Matchmaking applications can promote eating disorders. At least, this is what the most recent reports on the matter indicate; In a study published in 2017 in the Body Image journal, for instance, they compared body image problems between Tinder users and non-users. “Tinder users, regardless of gender, reported significantly lower levels of satisfaction with face and body and higher levels of internalization, appearance comparisons, and body-shame and surveillance than non-users,” says the article, which highlights that the problem occurs at the moment of swiping, when, in a matter of seconds, a person is rejected for their image.

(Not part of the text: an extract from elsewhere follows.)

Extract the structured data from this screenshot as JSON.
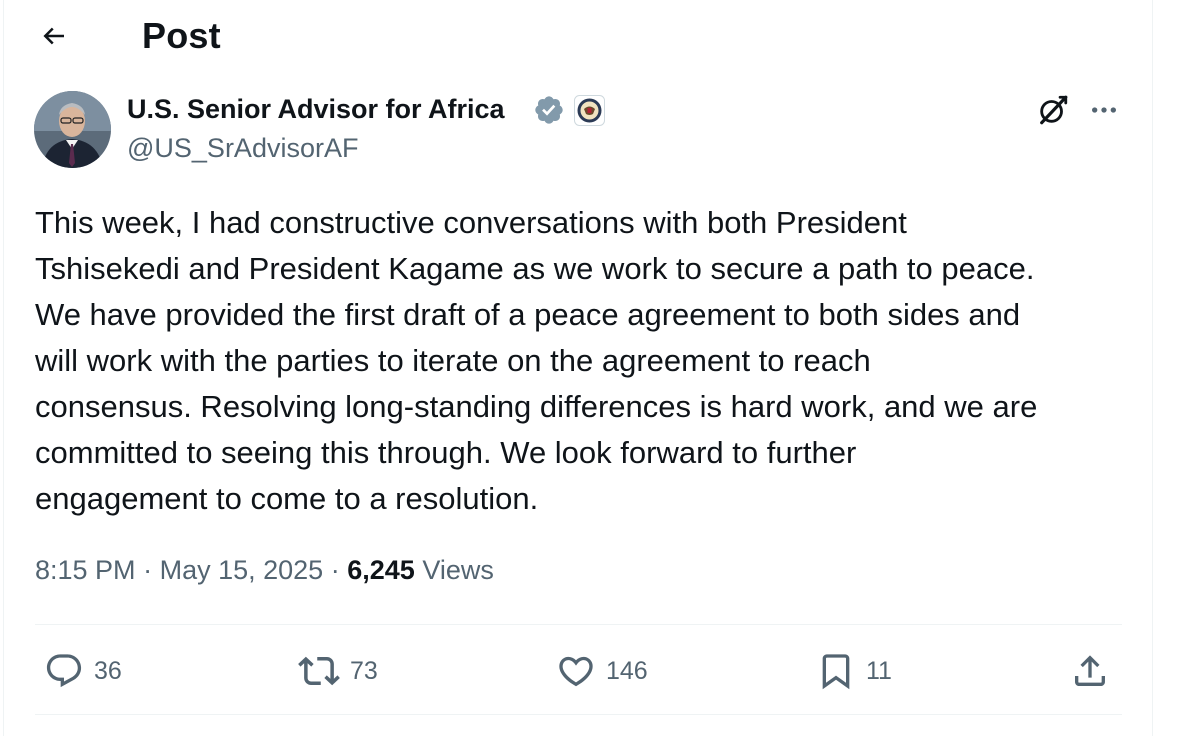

Users “may begin to (a) feel depersonalized in their social interactions, with the focus being primarily on sex; (b) develop a heightened awareness (and criticism) of their bodies; and (c) believe that there is always something with the next swipe of their screen, even while questioning their own worth,” states the report.
A Harvard School of Public Health article titled Dating app use and unhealthy weight control behaviors among a sample of U.S. adults: a cross-sectional study found to what extent users of apps like Tinder are more likely to put their health at risk in order to lose weight and fit into the prevailing beauty canon. The report evaluates the cross-sectional association between dating app use and six unhealthy weight control behaviors such as fasting, diet pill use, laxative use, self-induced vomiting, the use of muscle-building supplements and the use of anabolic steroids. The conclusion is that people who use dating apps are 2.7 to 16.2 times more likely to develop an eating disorder.